TEM analysis was performed for the CSP•DNA(8:1), FG•DNA(4:1) and the ternary lipoproteoplex complex. At 8:1 w/w ratio, the CSP•DNA(8:1) showed aggregate structures with an average feret diameter of 270.4 ± 84.7 nm (Fig. 5a, Table S1). A drastic change in shape, size and overall morphology of the complex was observed in presence of FG; the FG•DNA(4:1) and CSP•DNA (8:1)•FG showed small spherical particles with a feret diameter of 354.8 ± 58.4 nm and 317 ± 47 nm, respectively (Fig. 5b, c, Table S1).

Fig. 5.

TEM images of different complexes a) CSP•DNA(8:1), b) FG•DNA(4:1), c) CSP•DNA(8:1)•FG. The scale bars in the image is 500 nm and the insets has 2 μm.

4. Discussion

The primary aim of this study was to develop lipoproteoplexes comprised of an engineered CSP for effective condensation of negatively charged DNA in conjunction with cationic lipid, FG, for enhanced gene delivery. While supercharging the protein did not negatively affect its structure, CSP exhibited a 10 °C decrease in the melting temperature (T_m) in comparison to the parent COMPcc (Fig. 2a, S2). This may be due to changes in the ionic environment of the CSP as the arginine residues presumably impact the solvation of the protein and electrostatic interactions [50]. The COMPcc, which possessed a more negatively charged surface, demonstrated poor binding ability to plasmid DNA, while CSP exhibited a pronounced positively charged surface that bound plasmid DNA at lower w/w ratio as confirmed by electrophoretic mobility shift assay (Fig. 2b). The in vitro transfection studies showed that the CSP with cationic lipid, FG, significantly enhanced the transfection relative to FG and CSP alone. More importantly, it outperformed another cell penetrating peptide mTat [38] as shown via a significant increase in β-galactosidase activity (Fig. 3).
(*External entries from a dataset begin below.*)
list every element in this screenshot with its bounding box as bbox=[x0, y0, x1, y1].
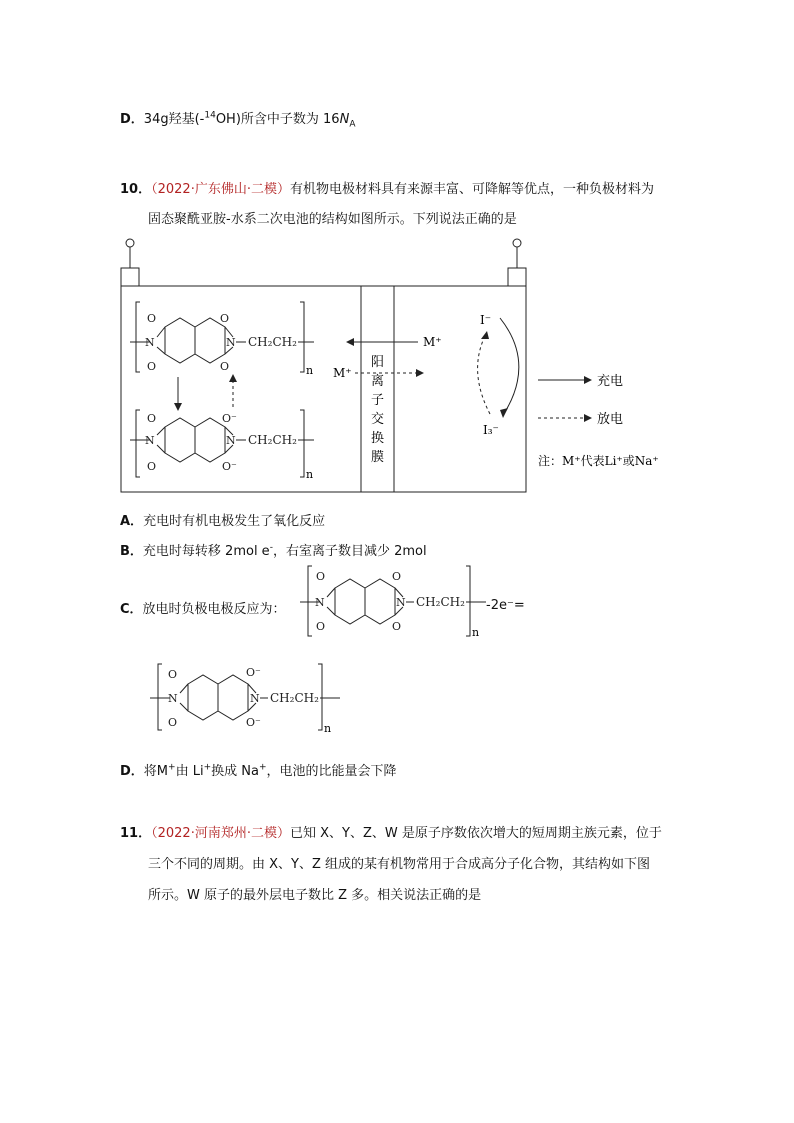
isotope-mass: 14 bbox=[204, 110, 216, 121]
ethylene-text: CH₂CH₂ bbox=[248, 335, 297, 349]
option-label: A． bbox=[120, 514, 144, 529]
q9-option-d bbox=[120, 108, 355, 130]
source-close: ） bbox=[276, 826, 290, 841]
source-open: （ bbox=[151, 182, 158, 197]
avogadro: N bbox=[339, 112, 350, 127]
option-text: 换成 Na bbox=[211, 764, 259, 779]
svg-text:O⁻: O⁻ bbox=[246, 716, 261, 729]
ethylene-text: CH₂CH₂ bbox=[248, 433, 297, 447]
legend bbox=[538, 373, 659, 468]
svg-text:N: N bbox=[396, 596, 406, 609]
svg-text:O: O bbox=[168, 668, 178, 681]
superscript: + bbox=[258, 762, 267, 773]
membrane-char: 换 bbox=[370, 431, 385, 446]
question-source: 2022·广东佛山·二模 bbox=[157, 182, 277, 197]
source-open: （ bbox=[151, 826, 158, 841]
svg-text:N: N bbox=[250, 692, 260, 705]
svg-text:O: O bbox=[316, 570, 326, 583]
option-text: 34g羟基(- bbox=[143, 112, 205, 127]
reaction-structures bbox=[0, 560, 794, 740]
repeat-n: n bbox=[324, 722, 332, 735]
svg-text:O: O bbox=[147, 360, 157, 373]
avogadro-sub: A bbox=[349, 119, 356, 130]
svg-text:O: O bbox=[392, 620, 402, 633]
q10-option-b bbox=[120, 540, 427, 559]
option-text: 放电时负极电极反应为： bbox=[142, 602, 286, 617]
superscript: + bbox=[168, 762, 176, 773]
question-number: 11． bbox=[120, 826, 152, 841]
option-label: B． bbox=[120, 544, 143, 559]
source-close: ） bbox=[276, 182, 290, 197]
option-text: 由 Li bbox=[175, 764, 204, 779]
svg-text:N: N bbox=[168, 692, 178, 705]
svg-text:O⁻: O⁻ bbox=[246, 666, 261, 679]
cation-right: M⁺ bbox=[423, 335, 442, 349]
stem-text: 有机物电极材料具有来源丰富、可降解等优点，一种负极材料为 bbox=[289, 182, 654, 197]
svg-text:N: N bbox=[315, 596, 325, 609]
repeat-n: n bbox=[306, 364, 314, 377]
superscript: + bbox=[203, 762, 212, 773]
question-source: 2022·河南郑州·二模 bbox=[157, 826, 277, 841]
stem-text: 已知 X、Y、Z、W 是原子序数依次增大的短周期主族元素，位于 bbox=[289, 826, 662, 841]
q11-stem-line2: 三个不同的周期。由 X、Y、Z 组成的某有机物常用于合成高分子化合物，其结构如下图 bbox=[148, 857, 651, 872]
option-label: D． bbox=[120, 764, 144, 779]
option-label: D． bbox=[120, 112, 144, 127]
option-label: C． bbox=[120, 602, 143, 617]
legend-charge: 充电 bbox=[597, 374, 624, 389]
option-text: 充电时有机电极发生了氧化反应 bbox=[143, 514, 326, 529]
q10-stem-line1 bbox=[120, 178, 654, 197]
q11-stem-line1 bbox=[120, 822, 662, 841]
option-text: 将M bbox=[143, 764, 169, 779]
q10-option-a bbox=[120, 510, 325, 529]
battery-diagram bbox=[0, 232, 794, 502]
repeat-n: n bbox=[472, 626, 480, 639]
question-number: 10． bbox=[120, 182, 152, 197]
svg-text:O: O bbox=[147, 312, 157, 325]
q11-stem-line3: 所示。W 原子的最外层电子数比 Z 多。相关说法正确的是 bbox=[148, 888, 482, 903]
svg-text:O: O bbox=[168, 716, 178, 729]
right-terminal bbox=[508, 239, 526, 286]
membrane-char: 膜 bbox=[370, 450, 385, 465]
option-text: ，右室离子数目减少 2mol bbox=[272, 544, 427, 559]
svg-text:O: O bbox=[220, 360, 230, 373]
iodide-label: I⁻ bbox=[480, 313, 492, 327]
svg-text:N: N bbox=[226, 336, 236, 349]
svg-text:O: O bbox=[316, 620, 326, 633]
triiodide-label: I₃⁻ bbox=[483, 423, 499, 437]
ethylene-text: CH₂CH₂ bbox=[416, 595, 465, 609]
repeat-n: n bbox=[306, 468, 314, 481]
option-text: ，电池的比能量会下降 bbox=[266, 764, 397, 779]
svg-text:O: O bbox=[147, 460, 157, 473]
membrane-char: 交 bbox=[370, 412, 385, 427]
membrane-char: 阳 bbox=[370, 355, 385, 370]
option-text: OH)所含中子数为 16 bbox=[215, 112, 340, 127]
svg-text:O: O bbox=[392, 570, 402, 583]
q10-option-c-suffix: -2e⁻= bbox=[486, 598, 525, 613]
svg-text:O⁻: O⁻ bbox=[222, 412, 237, 425]
svg-text:N: N bbox=[145, 336, 155, 349]
legend-discharge: 放电 bbox=[597, 412, 624, 427]
q10-option-d bbox=[120, 760, 397, 779]
left-terminal bbox=[121, 239, 139, 286]
svg-text:N: N bbox=[145, 434, 155, 447]
membrane-char: 离 bbox=[370, 374, 385, 389]
superscript: - bbox=[269, 542, 273, 553]
svg-text:O: O bbox=[220, 312, 230, 325]
membrane-char: 子 bbox=[370, 393, 385, 408]
ethylene-text: CH₂CH₂ bbox=[270, 691, 319, 705]
note: 注：M⁺代表Li⁺或Na⁺ bbox=[538, 454, 659, 468]
svg-text:N: N bbox=[226, 434, 236, 447]
cation-left: M⁺ bbox=[333, 366, 352, 380]
q10-stem-line2: 固态聚酰亚胺-水系二次电池的结构如图所示。下列说法正确的是 bbox=[148, 212, 517, 227]
svg-text:O⁻: O⁻ bbox=[222, 460, 237, 473]
option-text: 充电时每转移 2mol e bbox=[142, 544, 270, 559]
svg-text:O: O bbox=[147, 412, 157, 425]
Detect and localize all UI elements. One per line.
Although we do not know the exact reason for the enhanced transfection of the CSP•DNA(8:1)•FG complex, it is believed that cell entry is governed by the lipid character of the lipoproteoplex since studies using poly-L-lysine [51] and protamine sulfate [52] and PEI [53–55] as a DNA condensing agent have shown increased transfection efficiency by 2 to 28 fold. The CSP acts as a DNA condensing agent and much like CPPs, it may be poorly interacting with cell membrane; however, in presence of FG, the ternary CSP•DNA(8:1)•FG lipoproteoplex is likely interacting more effectively with the cell membrane for greater transfection efficiency.

Although many cationic polymer and cationic lipid-based systems have been developed for enhanced transfection, cytotoxicity is always a major concern for in vitro and in vivo studies [56]. Our cell viability assay on MC3T3-E1 cells show that the CSP•DNA(8:1) with or without FG did not contribute any significant cytotoxic effect when compared to FG•DNA(4:1) (Fig. 4). Although cell viability is compromised to a minimal extent with the lipoproteoplex as compared to the FG•DNA(4:1), it demonstrates a significant increase in transfection.
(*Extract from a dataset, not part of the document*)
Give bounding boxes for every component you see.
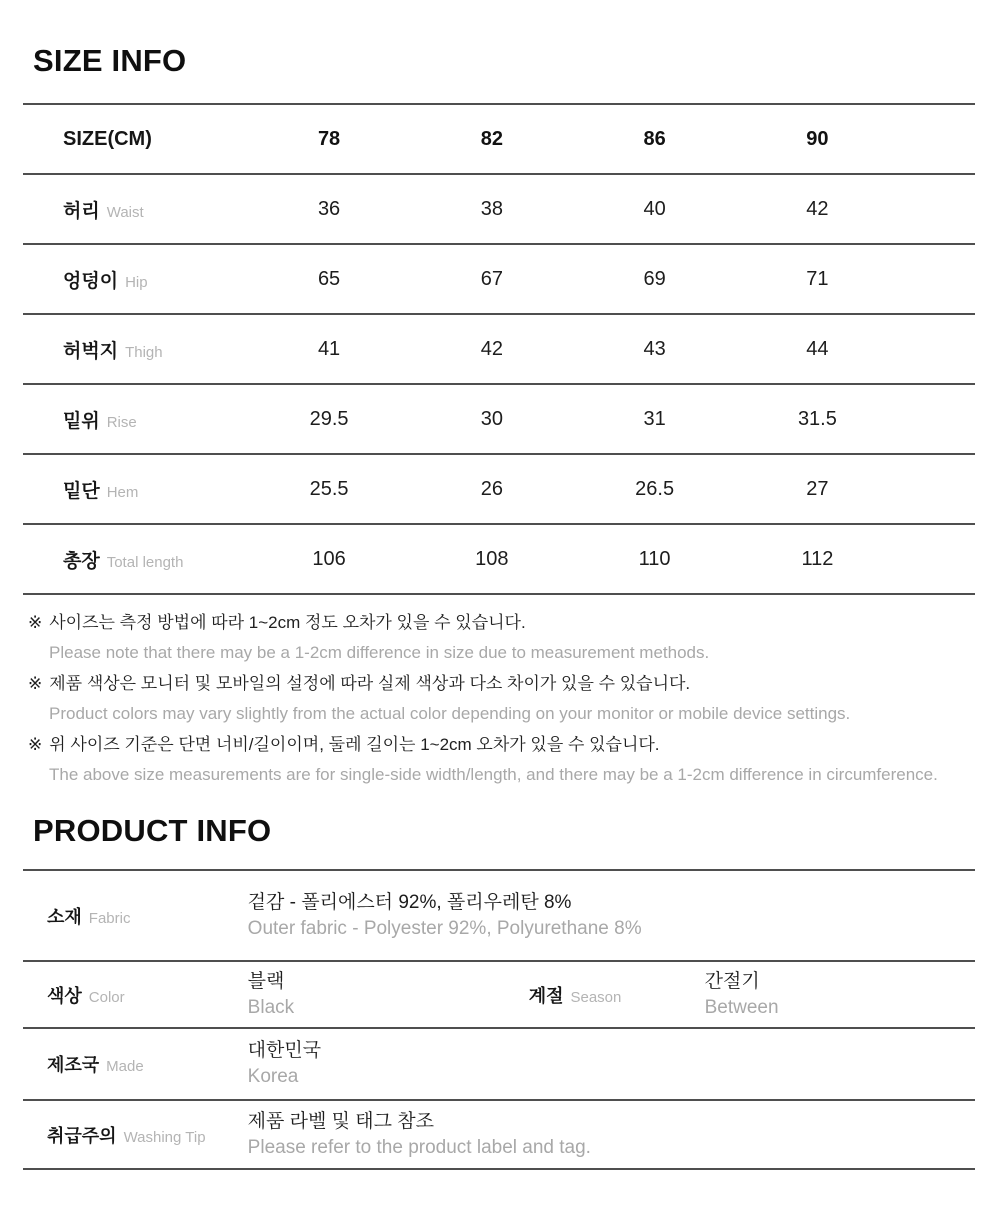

The zeta potential studies demonstrate that CSP has better DNA condensation ability relative to FG alone as CSP•DNA(8:1) reveals a more positive zeta potential than the FG•DNA(4:1) complex (Table 1). Although the condensation of ability of CSP is higher than FG, the particles are polydisperse with irregular size as supported by literature [57]. By contrast, both FG•DNA(4:1) and CSP•DNA(8:1)•FG complex exhibit spherical particles (Fig. 5). For effective gene delivery, the particle size is critical [35] and the ternary lipoproteoplex reveals a more uniform particle size leading to enhanced transfection.

5. Conclusion

We demonstrate that the CSP lipoproteoplex increases the transfection ability relative to CSP or FG alone and it outperforms a well-studied complex of mTat•DNA(10:1)•FG [38]. Our findings suggest that a self-assembling coiled-coil protein can be engineered with positively charged residues to effectively complex with plasmid DNA. Surprisingly, the engineered coiled-coil protein also maintains its self-assembling properties into a stable homopentamer. Since, the efficient gene delivery through non-viral vectors is a major challenge, the highly positively charged CSP based lipoproteoplexes represents a new avenue for gene delivery using protein engineered system. Further studies to explore gene delivery in vivo as well as with simultaneous gene/drug delivery are underway.